今年初の新築アパート購入。最近の融資事情はどうだったか?

こんにちは。赤井誠です。先日、4月の中旬ごろから半年以上滞在した札幌の事務所から横浜の自宅に戻ってきました。

札幌は5月の中頃までの春先と10月の後半の秋口は非常に寒い日々が続きましたが、それ以外は梅雨もなく、快適な気候で非常に過ごしやすい環境でした。

やはり、サラリーマンを卒業して場所の拘束がなくなったら、このように一年中、気候の快適な地域を移動しながら仕事や生活の拠点とすることは本当に身体にも精神にも良いことだと感じました。

これに以前のように冬はハワイで過ごすという状態が加えられると完璧ですが、ここ数年は実現できていません。このまま新型コロナも落ち着いて、以前のような海外渡航が普通にできる時代に早く戻って欲しいものです。

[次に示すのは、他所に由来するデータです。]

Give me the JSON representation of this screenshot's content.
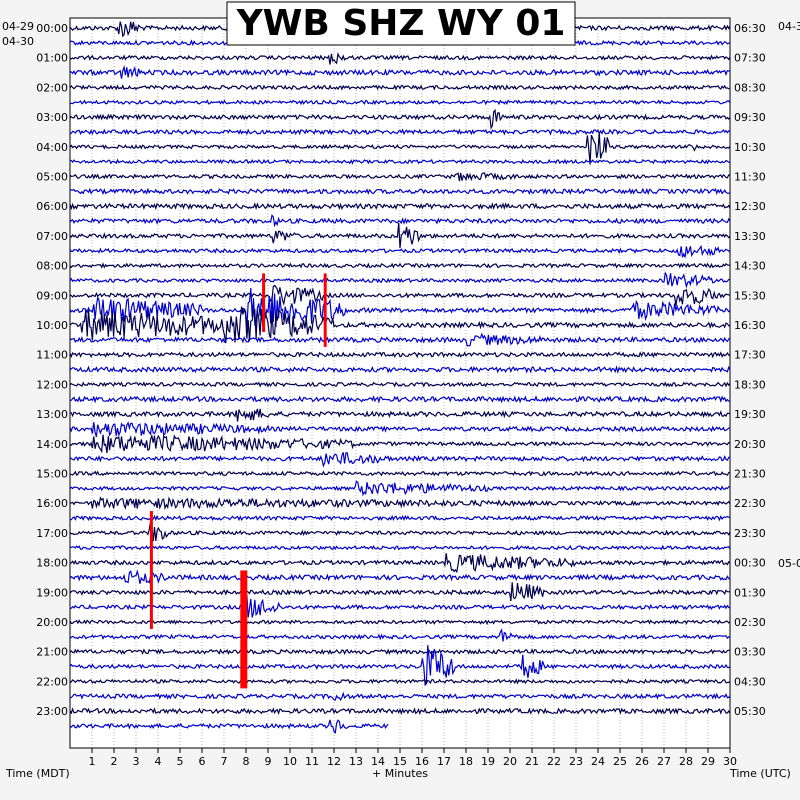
{
  "chart_data": {
    "type": "helicorder",
    "title": "YWB SHZ WY 01",
    "left_axis_title": "Time (MDT)",
    "right_axis_title": "Time (UTC)",
    "x_axis_title": "+ Minutes",
    "x_ticks": [
      "1",
      "2",
      "3",
      "4",
      "5",
      "6",
      "7",
      "8",
      "9",
      "10",
      "11",
      "12",
      "13",
      "14",
      "15",
      "16",
      "17",
      "18",
      "19",
      "20",
      "21",
      "22",
      "23",
      "24",
      "25",
      "26",
      "27",
      "28",
      "29",
      "30"
    ],
    "xlim": [
      0,
      30
    ],
    "left_date_top": "04-29",
    "left_date": "04-30",
    "right_date_top": "04-3",
    "right_date_mid": "05-0",
    "left_hours": [
      "00:00",
      "01:00",
      "02:00",
      "03:00",
      "04:00",
      "05:00",
      "06:00",
      "07:00",
      "08:00",
      "09:00",
      "10:00",
      "11:00",
      "12:00",
      "13:00",
      "14:00",
      "15:00",
      "16:00",
      "17:00",
      "18:00",
      "19:00",
      "20:00",
      "21:00",
      "22:00",
      "23:00"
    ],
    "right_hours": [
      "06:30",
      "07:30",
      "08:30",
      "09:30",
      "10:30",
      "11:30",
      "12:30",
      "13:30",
      "14:30",
      "15:30",
      "16:30",
      "17:30",
      "18:30",
      "19:30",
      "20:30",
      "21:30",
      "22:30",
      "23:30",
      "00:30",
      "01:30",
      "02:30",
      "03:30",
      "04:30",
      "05:30"
    ],
    "trace_count": 48,
    "trace_colors": [
      "#00004d",
      "#0000cc"
    ],
    "event_color": "#ff0000",
    "data_end_minute": 14.5,
    "events": [
      {
        "trace": 0,
        "minute": 2.2,
        "amp": 1.5,
        "dur": 1.0
      },
      {
        "trace": 2,
        "minute": 11.8,
        "amp": 1.0,
        "dur": 0.8
      },
      {
        "trace": 3,
        "minute": 2.3,
        "amp": 1.0,
        "dur": 1.0
      },
      {
        "trace": 6,
        "minute": 19.1,
        "amp": 1.6,
        "dur": 0.5
      },
      {
        "trace": 8,
        "minute": 23.5,
        "amp": 2.8,
        "dur": 1.0
      },
      {
        "trace": 8,
        "minute": 28.1,
        "amp": 1.0,
        "dur": 0.4
      },
      {
        "trace": 10,
        "minute": 17.5,
        "amp": 0.6,
        "dur": 3.0
      },
      {
        "trace": 13,
        "minute": 9.1,
        "amp": 0.8,
        "dur": 0.5
      },
      {
        "trace": 14,
        "minute": 9.2,
        "amp": 1.0,
        "dur": 1.0
      },
      {
        "trace": 14,
        "minute": 14.9,
        "amp": 2.0,
        "dur": 1.0
      },
      {
        "trace": 15,
        "minute": 27.5,
        "amp": 1.0,
        "dur": 2.0
      },
      {
        "trace": 17,
        "minute": 27.0,
        "amp": 1.0,
        "dur": 2.5
      },
      {
        "trace": 18,
        "minute": 9.0,
        "amp": 1.5,
        "dur": 2.5
      },
      {
        "trace": 18,
        "minute": 27.5,
        "amp": 1.5,
        "dur": 2.0
      },
      {
        "trace": 19,
        "minute": 1.0,
        "amp": 1.8,
        "dur": 5.0
      },
      {
        "trace": 19,
        "minute": 8.0,
        "amp": 2.8,
        "dur": 4.5
      },
      {
        "trace": 19,
        "minute": 25.5,
        "amp": 1.2,
        "dur": 4.0
      },
      {
        "trace": 20,
        "minute": 0.5,
        "amp": 2.0,
        "dur": 8.0
      },
      {
        "trace": 20,
        "minute": 7.0,
        "amp": 2.5,
        "dur": 5.0
      },
      {
        "trace": 21,
        "minute": 18.0,
        "amp": 0.8,
        "dur": 4.0
      },
      {
        "trace": 26,
        "minute": 7.5,
        "amp": 1.2,
        "dur": 1.5
      },
      {
        "trace": 27,
        "minute": 1.0,
        "amp": 1.0,
        "dur": 8.0
      },
      {
        "trace": 28,
        "minute": 1.0,
        "amp": 1.2,
        "dur": 12.0
      },
      {
        "trace": 29,
        "minute": 11.5,
        "amp": 1.0,
        "dur": 3.0
      },
      {
        "trace": 31,
        "minute": 13.0,
        "amp": 0.9,
        "dur": 6.0
      },
      {
        "trace": 32,
        "minute": 1.0,
        "amp": 0.7,
        "dur": 20.0
      },
      {
        "trace": 34,
        "minute": 3.6,
        "amp": 1.5,
        "dur": 1.0
      },
      {
        "trace": 36,
        "minute": 17.0,
        "amp": 1.2,
        "dur": 6.0
      },
      {
        "trace": 37,
        "minute": 2.5,
        "amp": 1.0,
        "dur": 2.0
      },
      {
        "trace": 38,
        "minute": 20.0,
        "amp": 1.5,
        "dur": 1.5
      },
      {
        "trace": 39,
        "minute": 8.0,
        "amp": 1.6,
        "dur": 1.5
      },
      {
        "trace": 41,
        "minute": 19.5,
        "amp": 1.0,
        "dur": 0.8
      },
      {
        "trace": 43,
        "minute": 16.0,
        "amp": 3.0,
        "dur": 1.5
      },
      {
        "trace": 43,
        "minute": 20.5,
        "amp": 1.8,
        "dur": 1.0
      },
      {
        "trace": 45,
        "minute": 12.0,
        "amp": 1.0,
        "dur": 0.6
      },
      {
        "trace": 47,
        "minute": 11.8,
        "amp": 1.2,
        "dur": 0.8
      }
    ],
    "red_marks": [
      {
        "trace": 33,
        "minute": 3.7,
        "trace_span": 7,
        "wide": false
      },
      {
        "trace": 37,
        "minute": 7.9,
        "trace_span": 7,
        "wide": true
      },
      {
        "trace": 17,
        "minute": 8.8,
        "trace_span": 3,
        "wide": false
      },
      {
        "trace": 17,
        "minute": 11.6,
        "trace_span": 4,
        "wide": false
      }
    ]
  }
}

健康には良かった札幌生活ですが、残念なことに、札幌でも様々な不動産活動をしましたが、今年もなかなか良い物件を見つけることができませんでした。

1つ進展したことと言えば、札幌での融資にめどが立ったということです。最終的に購入できませんでしたが、春先に買い付けを入れた2億強の物件に融資承認をいただきました。来年また、物件を見つけてなんとかステップを進めていきたいと思います。

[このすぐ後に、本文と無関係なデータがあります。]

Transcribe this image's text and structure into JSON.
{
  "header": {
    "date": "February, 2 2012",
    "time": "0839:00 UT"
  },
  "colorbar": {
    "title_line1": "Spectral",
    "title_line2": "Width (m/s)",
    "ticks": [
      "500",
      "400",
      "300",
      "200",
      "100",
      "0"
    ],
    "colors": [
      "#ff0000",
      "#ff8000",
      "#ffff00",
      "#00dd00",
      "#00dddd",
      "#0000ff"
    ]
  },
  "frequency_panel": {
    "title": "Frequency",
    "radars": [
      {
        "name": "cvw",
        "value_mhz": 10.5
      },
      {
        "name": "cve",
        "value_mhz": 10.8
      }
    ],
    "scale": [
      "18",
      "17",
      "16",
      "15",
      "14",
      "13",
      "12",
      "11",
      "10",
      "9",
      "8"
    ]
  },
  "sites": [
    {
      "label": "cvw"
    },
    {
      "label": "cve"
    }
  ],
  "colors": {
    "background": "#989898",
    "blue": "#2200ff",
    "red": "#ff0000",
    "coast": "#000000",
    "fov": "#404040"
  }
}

ただ、夏ごろに一時帰宅した際に横浜である物件に買い付けを入れ、そちらは融資承認がおりました。今回はその際に経験した最近の融資事情について、お話ししたいと思います。

1.今回の買い付け

今回私が買い付けを入れた物件は横浜市内の1K.約20㎡.10室の新築2階建てアパートです。金額は約1億2,000万円。それに対して1億円の融資をある都銀さんにお願いしました。

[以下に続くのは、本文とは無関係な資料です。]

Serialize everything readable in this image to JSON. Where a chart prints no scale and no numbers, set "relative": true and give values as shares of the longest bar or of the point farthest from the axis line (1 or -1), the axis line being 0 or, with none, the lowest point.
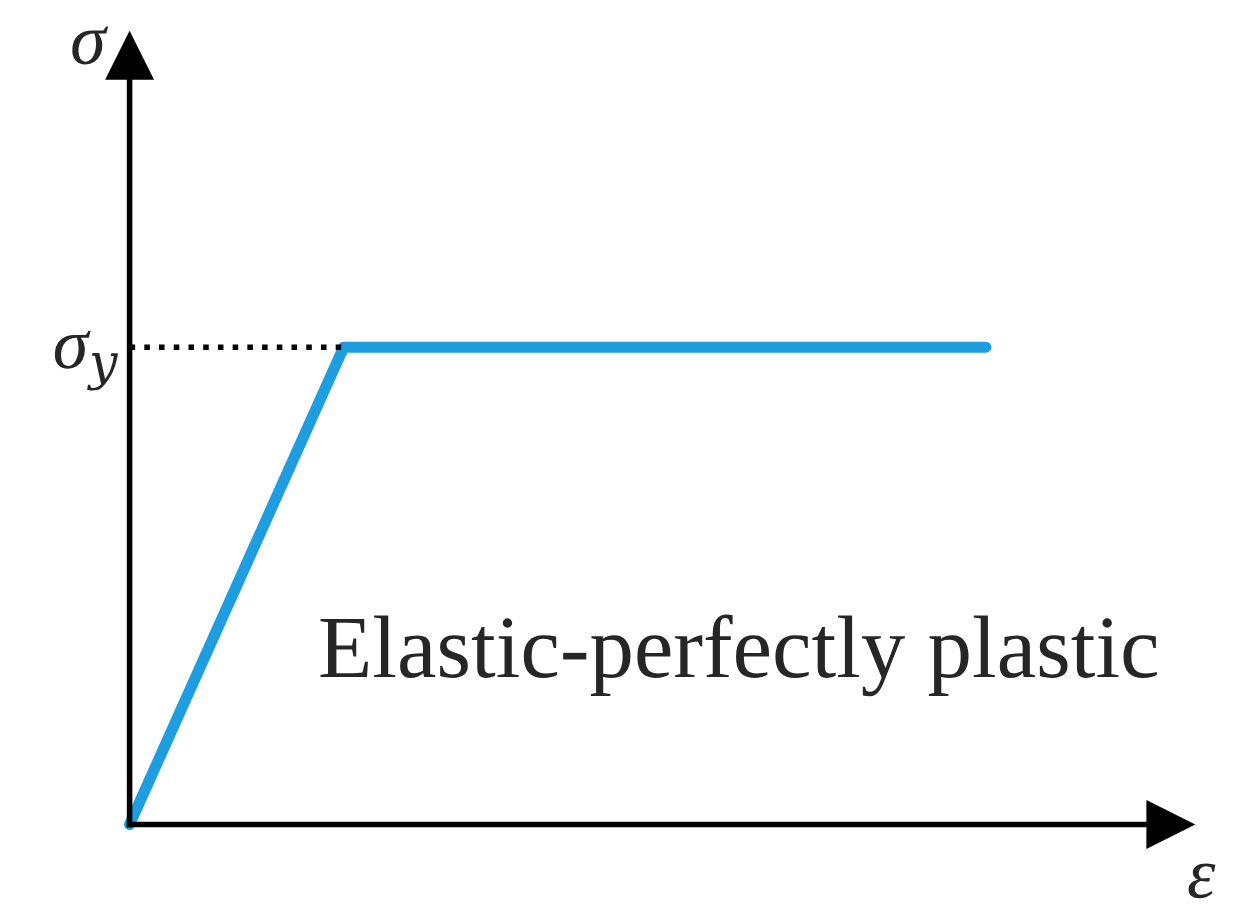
{
  "chart_data": {
    "type": "line",
    "relative": true,
    "categories": [
      null,
      null,
      null,
      null,
      null
    ],
    "series": [
      {
        "color": "#1e9de0",
        "values": [
          0,
          1,
          1,
          1,
          1
        ]
      }
    ],
    "xlabel": "ε",
    "ylabel": "σ",
    "ref_lines": [
      {
        "axis": "y",
        "value": 1,
        "label": "σ$_{y}$",
        "color": "#000000",
        "line_style": "dotted"
      }
    ],
    "annotations": [
      "Elastic-perfectly plastic"
    ],
    "grid": false,
    "legend": false,
    "marker": "none",
    "line_style": "solid"
  }
}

私の法人は多数の物件を所有しているため、新規の銀行と取引をするには最初に膨大な資料を提出しなくてはならず、なかなか大変です。そのため、今回もお付き合いのある銀行に案件を持ち込み、融資検討をお願いしました。

私の法人はもう10年以上黒字決算で、増収増益を達成しているので、取引銀行からは「 基本的には融資は可能 」と言われています。しかし、そうはいってもスルガ事件以来は厳しくなっており、昨年の申し込み時は融資額も希望額に届かず、頭金は30%を要求されました。

今回も同じような結果になるかもしれないと覚悟していましたが、とりあえず、前回の融資依頼は1年以上前のことなので、今回はどんな感じか確認したいと思い、こちらの希望額と融資条件を伝えました。

2.融資審査の結果は?

申込から2週間後、無事に融資の仮承認が下りました。木造のアパートですが、住宅性能評価「 劣化等級2以上 」の取得を条件に、融資期間は30年になりました。金利は5年固定で0.65%。今までよりはちょっと高めです。

最近は金利が上昇の傾向にあるので、固定期間は10年にするかもしれません。アメリカやドイツの金利は上昇基調にあります。日本だけ低金利というのがいつまでも続くわけではないと予想して対応すべきと考えています。

あと驚いたのが、1億円の融資依頼に対して、1億1千万円の融資承認が下りたことです。今までは減額されることはあっても増額されることはありませんでした。

このあたりを支店長に確認したところ、どうも一時締め過ぎた融資を積極融資方向に方針が変わってきているようです。前回は30%要求された頭金も10%程度で良くなりました。今後は物件を買いやすくなるかもしれません。

3.厳しくなったエビデンスチェック

ただ、今回の融資申込において、今まで申告するだけで信じてもらえていたものがすべてエビデンスを要求されるようになりました。

売買契約書と重要事項説明書は原本の確認はもちろんですが、他行の預金エビデンスは現地で直近までの通帳を記帳し、過去3カ月の履歴を通帳原本で確認し、コピーを取られました。ネットバンクについては、その場でアクセスし、内容を確認されました。

また、今回の融資を受ける法人とその他の法人に関しては、2ヶ月前が決算だったこともあり、その決算書の預金残高と現在の預金残高に大きな乖離がないかもチェックされました。乖離がある場合はその明確な理由とエビデンスも必要です。

今回は最初の審査の時より、いろいろ見直すことで購入価格が安くなりましたので、正式申し込みの際にはそれを説明し、当初から購入額が下がった分、融資額を減額しても構わないということも伝えました。

下がったと言っても融資額以下になったわけではないので、このままの金額で行けそうでしたが、このような時期だからこそ、すべてを正直に話し、信頼を崩さないことは長く銀行とお付き合いするためには絶対に必要なことだと思います。

まだまだ、融資環境は今後どうなるかわかりませんが、銀行も貸さなければ成り立たないビジネスですので、信頼できる融資先には積極融資になっていくのではないかと思います。

こういう時こそ焦らずに、誠実に事業を進めて結果を出し、信頼を築きあげることが本当に大事だと思います。